Every cell in the body contains the same collection of genes. Initially, these are inherited from parental sperm and egg, and then passed on to daughter cells, as the fertilized egg becomes an embryo and eventually an adult organism. If every cell contains the same genes, then how can liver cells be different from lung cells, which are different from cells of the skin and all other organ-specific cells? The answer lies in the realization that different genes are expressed (turned on) in different cells at different times in development: liver genes are on in liver cells, lung genes in lung cells, and so forth. Epigenetics is a mechanism by which chemical changes in DNA that do not affect its coding structure alter whether a gene is expressed or not.

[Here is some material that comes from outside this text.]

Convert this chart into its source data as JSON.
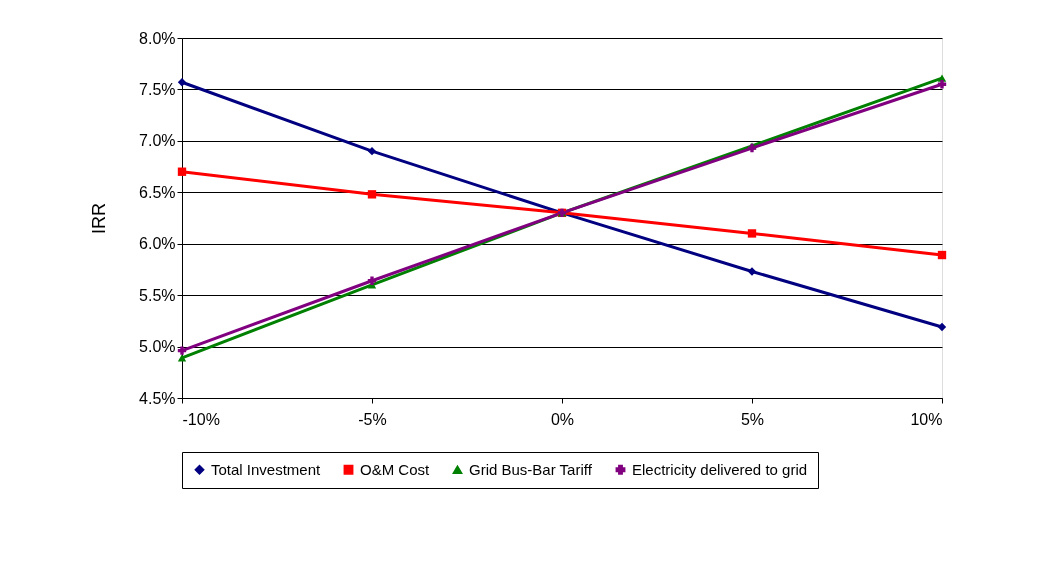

In cancer, there are always severe and important alterations in gene expression, many of which arise because of epigenetic mechanisms. For example, in tissues where cells that generally do not divide, like skin, become cancerous, genes that inhibit cell division may not be expressed and genes that stimulate cell growth may be expressed. The Polycomb system functions in cells to make chemical changes in the DNA that safeguard cellular identity — those characteristics that distinguish one cell type from another. However, Polycomb activity is intricate and varies by cell type. There are two different repressive Polycomb complexes, Polycomb repressive complex 1 (or PRC1) and PRC2, which can operate together or separately through diverse mechanisms that can result in either gene repression or activation. Thus, different alterations in Polycomb subunits can lead to different and even opposing biological outcomes.

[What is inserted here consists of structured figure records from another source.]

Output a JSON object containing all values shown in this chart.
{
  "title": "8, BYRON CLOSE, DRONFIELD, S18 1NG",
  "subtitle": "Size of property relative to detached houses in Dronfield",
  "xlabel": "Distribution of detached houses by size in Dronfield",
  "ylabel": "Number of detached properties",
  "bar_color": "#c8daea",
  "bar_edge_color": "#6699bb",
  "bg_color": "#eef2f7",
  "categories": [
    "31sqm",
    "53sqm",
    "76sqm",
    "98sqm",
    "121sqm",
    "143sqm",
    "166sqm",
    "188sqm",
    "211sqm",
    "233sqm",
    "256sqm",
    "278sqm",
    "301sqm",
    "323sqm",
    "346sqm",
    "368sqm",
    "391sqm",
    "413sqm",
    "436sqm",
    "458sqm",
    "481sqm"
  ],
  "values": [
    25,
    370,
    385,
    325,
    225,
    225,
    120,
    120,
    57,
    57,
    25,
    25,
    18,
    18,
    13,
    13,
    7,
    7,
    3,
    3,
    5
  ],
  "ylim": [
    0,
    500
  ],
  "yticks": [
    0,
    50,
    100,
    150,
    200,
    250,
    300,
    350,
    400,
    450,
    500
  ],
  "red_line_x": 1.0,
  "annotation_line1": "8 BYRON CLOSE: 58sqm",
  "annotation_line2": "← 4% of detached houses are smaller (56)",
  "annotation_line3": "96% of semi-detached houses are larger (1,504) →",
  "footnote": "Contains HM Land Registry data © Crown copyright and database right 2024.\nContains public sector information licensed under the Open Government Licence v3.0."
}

Loss of cell identity (the lack of characteristics typical of the fully mature cell type) occurs in all cancers, though little is known regarding how this happens. This proposal focuses on the role of PRC1 to modify a protein, histone H2AK119, that this laboratory was first to describe as inhibiting gene expression. Preliminary studies indicate that PRC1 modified H2AK119 silences the cancer-causing changes in human cutaneous squamous cell carcinoma (cSCC), a potentially life-threatening skin cancer. Using mouse skin as a model for PRC1 activity, these investigators will test whether increased PRC1 activity is therapeutic for cSCC and could serve as a drug target. The proposed research has broad implications for both basic and translational research and great potential for identifying new therapeutic targets or alternative treatment strategies for cancers.